At school the new children using a different mother tongue seem to have insufficient knowledge of Czech. As teachers, child counsellors and psychologists do not know the cultural background of pupils well, and do not master using standardised international tests so well, they are often unable to assess properly:
- the actual level of the Czech language knowledge of the pupil having a different mother tongue so necessary for study of a particular subject in the lower secondary school (junior high school), and in the first school (elementary school) the scope of vocabulary or word stock of the pupil and his/her orientation in the actual society and its culture.
- reasons for poor Czech which can be the reflection of insufficient language learning, low potential for learning Czech, low language competence, personality traits or negative social influences…
In the course of primary diagnostics in the Czech Republic, there is a testing of the different mother tongue language level missing. That would provide for assessing whether and how much pronunciation, vocabulary, phrase structure and style of the Czech language of a particular child is comparable with the mother tongue of the child.
In discussions between the parents of children using different mother tongue and teachers, but unfortunately also in interactions with Czech specialists, so called "migration query" is missing in case history forms, i.e. there is no analysis of the number of living environment changes in the child´s life, no analysis of Czech language learning history, no analysis of time spent with parents, which reduces the possibility of coming to effective conclusions concerning methods for improving the situation of the child. Based on our experience, all that can lead even to potential serious damage to the health of the child as the mentioned deficiencies influence also communication between parents and medical practitioners, but also hospital doctors.

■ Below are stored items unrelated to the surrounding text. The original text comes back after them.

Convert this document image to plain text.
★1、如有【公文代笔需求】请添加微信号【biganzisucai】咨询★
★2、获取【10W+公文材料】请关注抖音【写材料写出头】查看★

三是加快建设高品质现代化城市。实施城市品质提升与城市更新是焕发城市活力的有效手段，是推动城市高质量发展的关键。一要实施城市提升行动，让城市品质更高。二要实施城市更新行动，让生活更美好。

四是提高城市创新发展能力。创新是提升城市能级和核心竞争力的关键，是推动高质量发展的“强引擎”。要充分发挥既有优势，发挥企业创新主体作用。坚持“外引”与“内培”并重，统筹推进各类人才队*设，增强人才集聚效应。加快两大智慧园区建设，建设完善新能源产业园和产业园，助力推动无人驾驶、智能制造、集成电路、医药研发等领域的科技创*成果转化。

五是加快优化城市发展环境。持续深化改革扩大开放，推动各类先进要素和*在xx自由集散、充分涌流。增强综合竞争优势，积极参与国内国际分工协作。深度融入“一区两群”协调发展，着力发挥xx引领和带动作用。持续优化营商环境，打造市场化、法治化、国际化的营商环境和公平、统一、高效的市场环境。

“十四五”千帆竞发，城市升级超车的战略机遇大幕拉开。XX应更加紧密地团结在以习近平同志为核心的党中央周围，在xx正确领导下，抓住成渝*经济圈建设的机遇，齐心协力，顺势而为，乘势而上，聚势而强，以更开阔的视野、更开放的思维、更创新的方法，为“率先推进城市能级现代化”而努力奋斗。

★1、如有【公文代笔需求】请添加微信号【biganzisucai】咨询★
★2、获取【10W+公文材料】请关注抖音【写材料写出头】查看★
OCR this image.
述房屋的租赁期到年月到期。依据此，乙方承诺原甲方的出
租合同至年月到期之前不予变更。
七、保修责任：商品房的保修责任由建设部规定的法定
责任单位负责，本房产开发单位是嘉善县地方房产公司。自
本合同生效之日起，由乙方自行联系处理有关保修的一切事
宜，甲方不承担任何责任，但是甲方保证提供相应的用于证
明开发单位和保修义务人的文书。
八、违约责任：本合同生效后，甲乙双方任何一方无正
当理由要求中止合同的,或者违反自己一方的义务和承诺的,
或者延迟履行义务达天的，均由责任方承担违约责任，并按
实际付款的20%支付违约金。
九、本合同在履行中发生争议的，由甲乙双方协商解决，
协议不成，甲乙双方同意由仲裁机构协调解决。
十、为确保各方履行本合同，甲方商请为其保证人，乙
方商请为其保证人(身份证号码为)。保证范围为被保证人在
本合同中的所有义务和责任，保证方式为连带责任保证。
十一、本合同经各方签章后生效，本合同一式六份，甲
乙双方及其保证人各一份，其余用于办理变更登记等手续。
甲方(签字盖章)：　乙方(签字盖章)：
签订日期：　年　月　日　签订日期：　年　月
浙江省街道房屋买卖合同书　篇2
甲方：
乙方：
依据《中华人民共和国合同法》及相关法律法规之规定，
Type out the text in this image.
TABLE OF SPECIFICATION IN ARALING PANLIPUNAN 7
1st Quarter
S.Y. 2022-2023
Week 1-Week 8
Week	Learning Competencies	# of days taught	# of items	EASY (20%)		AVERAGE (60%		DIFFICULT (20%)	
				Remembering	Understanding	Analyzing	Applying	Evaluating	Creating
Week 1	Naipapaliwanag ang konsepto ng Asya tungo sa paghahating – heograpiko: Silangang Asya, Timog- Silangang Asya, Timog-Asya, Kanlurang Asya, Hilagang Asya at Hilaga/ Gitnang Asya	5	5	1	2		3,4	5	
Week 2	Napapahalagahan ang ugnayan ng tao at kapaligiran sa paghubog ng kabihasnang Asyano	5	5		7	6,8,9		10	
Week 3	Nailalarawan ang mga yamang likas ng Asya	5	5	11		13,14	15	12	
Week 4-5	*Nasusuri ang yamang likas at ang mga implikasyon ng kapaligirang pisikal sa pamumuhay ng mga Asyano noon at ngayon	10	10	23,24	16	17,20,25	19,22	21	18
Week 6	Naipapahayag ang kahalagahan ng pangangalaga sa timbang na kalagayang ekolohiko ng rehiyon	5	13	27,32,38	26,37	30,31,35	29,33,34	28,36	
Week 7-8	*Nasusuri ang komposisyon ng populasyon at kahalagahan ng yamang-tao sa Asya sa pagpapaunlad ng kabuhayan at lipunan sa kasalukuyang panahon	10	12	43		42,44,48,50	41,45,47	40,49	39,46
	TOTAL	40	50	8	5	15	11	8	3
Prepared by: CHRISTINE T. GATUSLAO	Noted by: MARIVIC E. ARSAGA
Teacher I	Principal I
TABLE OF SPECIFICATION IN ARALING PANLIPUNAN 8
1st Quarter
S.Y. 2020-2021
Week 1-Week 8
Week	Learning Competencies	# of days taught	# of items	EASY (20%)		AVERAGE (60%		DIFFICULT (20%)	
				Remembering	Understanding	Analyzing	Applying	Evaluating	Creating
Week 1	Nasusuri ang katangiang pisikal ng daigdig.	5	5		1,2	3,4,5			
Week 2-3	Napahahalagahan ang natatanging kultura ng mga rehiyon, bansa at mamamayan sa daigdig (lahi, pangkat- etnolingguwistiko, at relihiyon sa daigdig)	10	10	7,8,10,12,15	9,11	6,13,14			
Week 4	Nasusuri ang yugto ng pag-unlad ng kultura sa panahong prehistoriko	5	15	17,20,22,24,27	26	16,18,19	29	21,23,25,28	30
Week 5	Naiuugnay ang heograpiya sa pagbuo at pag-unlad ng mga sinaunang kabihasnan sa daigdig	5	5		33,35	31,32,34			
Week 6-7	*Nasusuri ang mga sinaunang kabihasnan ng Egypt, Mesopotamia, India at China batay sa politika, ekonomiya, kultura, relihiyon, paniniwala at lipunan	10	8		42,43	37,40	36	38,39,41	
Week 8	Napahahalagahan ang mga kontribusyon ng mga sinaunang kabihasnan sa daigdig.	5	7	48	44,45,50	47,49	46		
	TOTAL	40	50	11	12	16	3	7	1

As regards the adult patients, more efficient psychiatric and psychological methods are often missing, as local specialists are sometimes refusing to work with patients through interpreters, or their communication is ineffective due to lack of knowledge of their cultural background. That is why we have established co-operation with a Vietnamese psychiatrist who will focus on basic language diagnostics for children and basic psychological-and psychiatric diagnostics for adults. Such consultancy will be varied out on-line. In the period of pilot project verification, a large screen having a diagonal of 150 cm was bought in order the client has at least a bit of feeling of being in the presence of the specialist. There will be a camera for recording of certain diagnostic processes bought, too.
All this may contribute to the process of inclusion very much thanks to better setting of procedures aiming at solution to problems of clients, as well as to better psychiatric diagnostics of adults.